The report went like this:

-German researchers exposed an Android to freezing temperatures for one hour

-After one hour had passed, the researchers could bypass Android’s native encryption feature (it’s been a built-in part of Android since Ice Cream Sandwich) by using a special script called FROST

-Researchers were able to access encrypted contact information, browsing histories, pictures, and more

To make the report even more surprising, the temperatures weren’t even that low. Phones were frozen at a mere ten degrees below 0 Celsius. Then, the battery was disconnected and reconnected, which placed the handset in a vulnerable mode.

Researchers used a code as the handset was starting up.

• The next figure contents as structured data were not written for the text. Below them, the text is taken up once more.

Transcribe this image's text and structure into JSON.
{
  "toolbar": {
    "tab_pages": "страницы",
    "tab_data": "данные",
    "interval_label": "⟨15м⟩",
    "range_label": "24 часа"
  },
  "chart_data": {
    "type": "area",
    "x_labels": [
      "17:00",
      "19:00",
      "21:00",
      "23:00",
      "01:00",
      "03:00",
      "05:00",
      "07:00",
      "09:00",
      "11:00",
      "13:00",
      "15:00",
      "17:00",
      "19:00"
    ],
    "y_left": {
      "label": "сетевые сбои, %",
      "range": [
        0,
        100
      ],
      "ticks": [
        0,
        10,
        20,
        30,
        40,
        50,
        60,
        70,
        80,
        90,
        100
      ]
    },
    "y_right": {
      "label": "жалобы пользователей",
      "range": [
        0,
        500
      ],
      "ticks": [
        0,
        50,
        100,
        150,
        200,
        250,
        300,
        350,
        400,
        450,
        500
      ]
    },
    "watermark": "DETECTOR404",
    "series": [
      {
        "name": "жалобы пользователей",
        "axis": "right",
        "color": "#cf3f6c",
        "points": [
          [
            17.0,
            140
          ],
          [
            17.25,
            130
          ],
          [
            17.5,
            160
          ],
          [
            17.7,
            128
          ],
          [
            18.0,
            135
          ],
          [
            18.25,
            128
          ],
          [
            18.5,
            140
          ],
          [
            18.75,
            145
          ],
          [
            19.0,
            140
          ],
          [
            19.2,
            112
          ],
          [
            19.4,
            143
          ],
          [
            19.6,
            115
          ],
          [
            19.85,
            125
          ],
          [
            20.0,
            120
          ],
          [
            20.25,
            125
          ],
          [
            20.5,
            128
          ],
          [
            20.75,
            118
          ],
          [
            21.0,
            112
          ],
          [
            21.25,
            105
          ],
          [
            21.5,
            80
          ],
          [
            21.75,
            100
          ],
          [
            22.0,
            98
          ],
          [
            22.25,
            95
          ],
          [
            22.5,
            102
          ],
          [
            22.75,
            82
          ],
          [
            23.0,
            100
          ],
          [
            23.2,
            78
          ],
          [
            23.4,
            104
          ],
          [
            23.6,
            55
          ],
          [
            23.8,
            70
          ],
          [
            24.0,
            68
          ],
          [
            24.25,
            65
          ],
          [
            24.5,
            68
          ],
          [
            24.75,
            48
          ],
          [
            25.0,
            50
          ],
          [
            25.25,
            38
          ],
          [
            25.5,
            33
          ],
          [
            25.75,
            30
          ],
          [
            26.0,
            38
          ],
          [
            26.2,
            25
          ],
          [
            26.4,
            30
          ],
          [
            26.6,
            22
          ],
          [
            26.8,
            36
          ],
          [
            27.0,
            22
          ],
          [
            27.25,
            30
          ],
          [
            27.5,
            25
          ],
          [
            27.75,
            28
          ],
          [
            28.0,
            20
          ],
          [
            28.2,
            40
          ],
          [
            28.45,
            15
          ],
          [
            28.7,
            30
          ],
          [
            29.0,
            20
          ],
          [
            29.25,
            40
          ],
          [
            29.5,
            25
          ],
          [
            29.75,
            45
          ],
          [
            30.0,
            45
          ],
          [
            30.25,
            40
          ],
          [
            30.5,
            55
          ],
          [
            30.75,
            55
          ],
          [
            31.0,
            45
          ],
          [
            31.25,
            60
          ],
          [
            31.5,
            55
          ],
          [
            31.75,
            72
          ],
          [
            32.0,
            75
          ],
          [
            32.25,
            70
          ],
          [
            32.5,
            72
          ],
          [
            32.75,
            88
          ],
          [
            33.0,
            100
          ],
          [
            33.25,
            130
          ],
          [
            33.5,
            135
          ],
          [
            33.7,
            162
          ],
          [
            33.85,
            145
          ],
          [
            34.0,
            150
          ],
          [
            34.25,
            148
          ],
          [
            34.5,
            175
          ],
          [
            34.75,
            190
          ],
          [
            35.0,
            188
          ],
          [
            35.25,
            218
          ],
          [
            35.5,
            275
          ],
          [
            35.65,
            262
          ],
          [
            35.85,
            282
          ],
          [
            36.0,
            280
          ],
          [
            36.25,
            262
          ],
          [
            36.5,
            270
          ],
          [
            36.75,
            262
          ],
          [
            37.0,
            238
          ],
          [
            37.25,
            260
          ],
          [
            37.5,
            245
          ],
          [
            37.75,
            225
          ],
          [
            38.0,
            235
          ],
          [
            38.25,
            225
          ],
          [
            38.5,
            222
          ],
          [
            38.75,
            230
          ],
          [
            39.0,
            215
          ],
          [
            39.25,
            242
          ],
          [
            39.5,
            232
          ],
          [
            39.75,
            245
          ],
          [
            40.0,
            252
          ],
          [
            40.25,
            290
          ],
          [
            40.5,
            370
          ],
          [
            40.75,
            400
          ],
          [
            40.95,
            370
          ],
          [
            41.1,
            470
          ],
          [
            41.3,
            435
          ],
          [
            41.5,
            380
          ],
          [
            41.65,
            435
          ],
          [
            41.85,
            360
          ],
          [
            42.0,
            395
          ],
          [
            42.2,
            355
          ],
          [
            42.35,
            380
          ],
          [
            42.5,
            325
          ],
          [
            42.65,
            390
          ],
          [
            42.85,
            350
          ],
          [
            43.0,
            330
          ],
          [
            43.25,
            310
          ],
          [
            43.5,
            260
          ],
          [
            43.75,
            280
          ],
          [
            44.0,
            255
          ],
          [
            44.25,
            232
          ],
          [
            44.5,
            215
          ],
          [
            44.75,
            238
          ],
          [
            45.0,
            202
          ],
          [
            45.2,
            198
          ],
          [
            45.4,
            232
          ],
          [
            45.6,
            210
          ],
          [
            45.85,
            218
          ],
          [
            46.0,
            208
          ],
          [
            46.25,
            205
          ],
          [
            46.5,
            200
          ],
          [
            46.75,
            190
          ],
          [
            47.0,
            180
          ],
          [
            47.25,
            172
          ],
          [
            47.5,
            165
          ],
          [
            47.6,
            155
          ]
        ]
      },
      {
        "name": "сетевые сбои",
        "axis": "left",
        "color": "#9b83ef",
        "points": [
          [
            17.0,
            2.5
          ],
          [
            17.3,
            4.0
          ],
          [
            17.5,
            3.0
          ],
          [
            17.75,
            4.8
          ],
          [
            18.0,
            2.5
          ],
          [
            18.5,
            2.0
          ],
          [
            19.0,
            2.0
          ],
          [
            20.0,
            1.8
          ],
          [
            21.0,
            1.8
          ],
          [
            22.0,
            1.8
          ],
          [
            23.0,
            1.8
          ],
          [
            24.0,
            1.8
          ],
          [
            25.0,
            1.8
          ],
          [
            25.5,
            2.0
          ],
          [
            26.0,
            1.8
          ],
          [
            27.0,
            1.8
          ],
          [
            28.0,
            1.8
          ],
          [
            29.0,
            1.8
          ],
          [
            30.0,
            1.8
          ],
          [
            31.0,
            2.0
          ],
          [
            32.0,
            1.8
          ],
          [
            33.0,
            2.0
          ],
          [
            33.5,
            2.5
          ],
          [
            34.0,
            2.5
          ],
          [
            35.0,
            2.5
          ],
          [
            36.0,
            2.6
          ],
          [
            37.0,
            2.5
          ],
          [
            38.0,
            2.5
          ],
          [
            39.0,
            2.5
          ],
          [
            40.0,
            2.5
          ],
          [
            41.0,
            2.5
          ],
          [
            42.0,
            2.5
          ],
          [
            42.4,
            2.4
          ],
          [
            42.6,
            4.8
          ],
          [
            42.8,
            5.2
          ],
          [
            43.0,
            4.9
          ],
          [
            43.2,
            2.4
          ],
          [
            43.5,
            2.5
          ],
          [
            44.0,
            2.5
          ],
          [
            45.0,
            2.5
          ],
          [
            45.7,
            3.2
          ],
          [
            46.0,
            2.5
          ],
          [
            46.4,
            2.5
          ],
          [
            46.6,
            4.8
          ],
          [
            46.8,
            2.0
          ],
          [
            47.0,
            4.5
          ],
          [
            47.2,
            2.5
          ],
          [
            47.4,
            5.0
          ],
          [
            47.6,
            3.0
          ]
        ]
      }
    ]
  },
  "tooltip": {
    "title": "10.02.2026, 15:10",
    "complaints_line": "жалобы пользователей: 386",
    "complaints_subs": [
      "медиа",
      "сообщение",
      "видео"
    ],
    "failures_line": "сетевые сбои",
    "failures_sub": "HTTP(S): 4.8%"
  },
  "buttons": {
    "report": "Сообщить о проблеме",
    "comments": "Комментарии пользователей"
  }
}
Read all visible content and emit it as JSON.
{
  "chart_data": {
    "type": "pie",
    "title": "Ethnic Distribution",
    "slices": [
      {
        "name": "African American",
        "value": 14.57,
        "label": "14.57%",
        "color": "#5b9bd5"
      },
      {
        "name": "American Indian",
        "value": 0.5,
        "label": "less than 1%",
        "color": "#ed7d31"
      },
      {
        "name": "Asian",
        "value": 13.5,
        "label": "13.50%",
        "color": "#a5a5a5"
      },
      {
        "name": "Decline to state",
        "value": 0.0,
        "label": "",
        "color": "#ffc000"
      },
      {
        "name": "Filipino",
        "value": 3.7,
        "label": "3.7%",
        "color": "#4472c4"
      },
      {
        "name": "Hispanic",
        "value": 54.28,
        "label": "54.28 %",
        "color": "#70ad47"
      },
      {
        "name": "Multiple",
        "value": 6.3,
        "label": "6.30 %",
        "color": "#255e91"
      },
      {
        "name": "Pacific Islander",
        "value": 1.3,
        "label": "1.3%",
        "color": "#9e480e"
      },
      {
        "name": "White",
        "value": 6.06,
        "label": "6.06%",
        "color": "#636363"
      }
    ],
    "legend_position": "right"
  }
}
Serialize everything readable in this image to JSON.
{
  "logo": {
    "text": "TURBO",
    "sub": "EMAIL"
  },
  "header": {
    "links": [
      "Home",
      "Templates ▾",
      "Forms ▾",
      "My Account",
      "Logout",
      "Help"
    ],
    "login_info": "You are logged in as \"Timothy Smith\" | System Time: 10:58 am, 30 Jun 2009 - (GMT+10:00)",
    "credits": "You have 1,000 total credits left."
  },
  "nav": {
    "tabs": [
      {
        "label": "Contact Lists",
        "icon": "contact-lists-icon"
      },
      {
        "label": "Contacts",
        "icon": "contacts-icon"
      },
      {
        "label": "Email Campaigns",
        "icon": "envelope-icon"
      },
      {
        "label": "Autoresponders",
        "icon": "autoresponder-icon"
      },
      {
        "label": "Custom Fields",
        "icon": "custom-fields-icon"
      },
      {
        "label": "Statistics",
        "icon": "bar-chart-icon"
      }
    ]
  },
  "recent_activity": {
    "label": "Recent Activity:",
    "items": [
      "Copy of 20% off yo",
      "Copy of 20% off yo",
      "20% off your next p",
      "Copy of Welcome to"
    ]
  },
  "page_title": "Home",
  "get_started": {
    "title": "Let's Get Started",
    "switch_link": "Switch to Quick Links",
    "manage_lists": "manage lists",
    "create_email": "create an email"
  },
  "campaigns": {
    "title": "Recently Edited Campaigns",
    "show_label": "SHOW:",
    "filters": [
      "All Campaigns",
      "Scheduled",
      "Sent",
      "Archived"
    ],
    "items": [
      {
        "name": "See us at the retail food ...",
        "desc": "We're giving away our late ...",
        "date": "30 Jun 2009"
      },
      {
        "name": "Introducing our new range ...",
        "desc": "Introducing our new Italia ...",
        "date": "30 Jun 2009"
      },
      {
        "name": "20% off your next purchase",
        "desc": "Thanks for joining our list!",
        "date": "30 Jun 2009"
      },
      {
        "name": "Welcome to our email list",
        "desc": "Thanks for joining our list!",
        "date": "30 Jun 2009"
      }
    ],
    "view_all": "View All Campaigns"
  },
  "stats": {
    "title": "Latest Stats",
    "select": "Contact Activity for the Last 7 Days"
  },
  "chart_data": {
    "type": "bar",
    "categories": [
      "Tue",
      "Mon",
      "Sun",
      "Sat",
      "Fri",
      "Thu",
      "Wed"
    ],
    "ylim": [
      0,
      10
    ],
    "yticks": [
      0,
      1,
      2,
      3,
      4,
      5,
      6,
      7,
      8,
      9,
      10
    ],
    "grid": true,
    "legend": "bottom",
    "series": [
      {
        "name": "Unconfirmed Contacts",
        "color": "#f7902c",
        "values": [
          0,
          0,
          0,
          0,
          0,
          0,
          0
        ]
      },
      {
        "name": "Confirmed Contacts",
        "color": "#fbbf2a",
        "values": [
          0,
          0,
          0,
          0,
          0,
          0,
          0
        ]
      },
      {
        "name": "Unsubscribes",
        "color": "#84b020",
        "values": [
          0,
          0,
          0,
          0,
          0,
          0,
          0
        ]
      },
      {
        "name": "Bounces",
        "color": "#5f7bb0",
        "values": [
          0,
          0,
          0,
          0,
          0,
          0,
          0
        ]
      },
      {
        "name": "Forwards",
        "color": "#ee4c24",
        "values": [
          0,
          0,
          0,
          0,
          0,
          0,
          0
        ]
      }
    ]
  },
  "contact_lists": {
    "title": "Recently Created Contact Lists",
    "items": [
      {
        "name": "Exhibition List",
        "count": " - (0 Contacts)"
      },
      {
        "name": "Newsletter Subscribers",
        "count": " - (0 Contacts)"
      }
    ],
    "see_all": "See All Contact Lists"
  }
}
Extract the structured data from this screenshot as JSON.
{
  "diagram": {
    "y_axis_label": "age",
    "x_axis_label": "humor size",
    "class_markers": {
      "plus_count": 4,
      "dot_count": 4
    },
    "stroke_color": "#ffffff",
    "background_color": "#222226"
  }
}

This code was called FROST – Forensic Recovery Of Scrambled Telephones – and it gave researchers access to the inner depths of the phone.

So if you live in Canada, Russia, or any other country where it routinely gets below -10 degrees, then getting access to a friend’s encrypted phone is as easy as walking around outside for one hour and then running a simple script. Scary!

Why it works

Physically freezing a phone in order to access internal encrypted databases seems like an odd concept, but there’s a good reason why it works.

Researchers suspect that the low temperatures cause data to fade from chips more slowly. This allows researchers to obtain encryption keys before the device knew how to protect itself.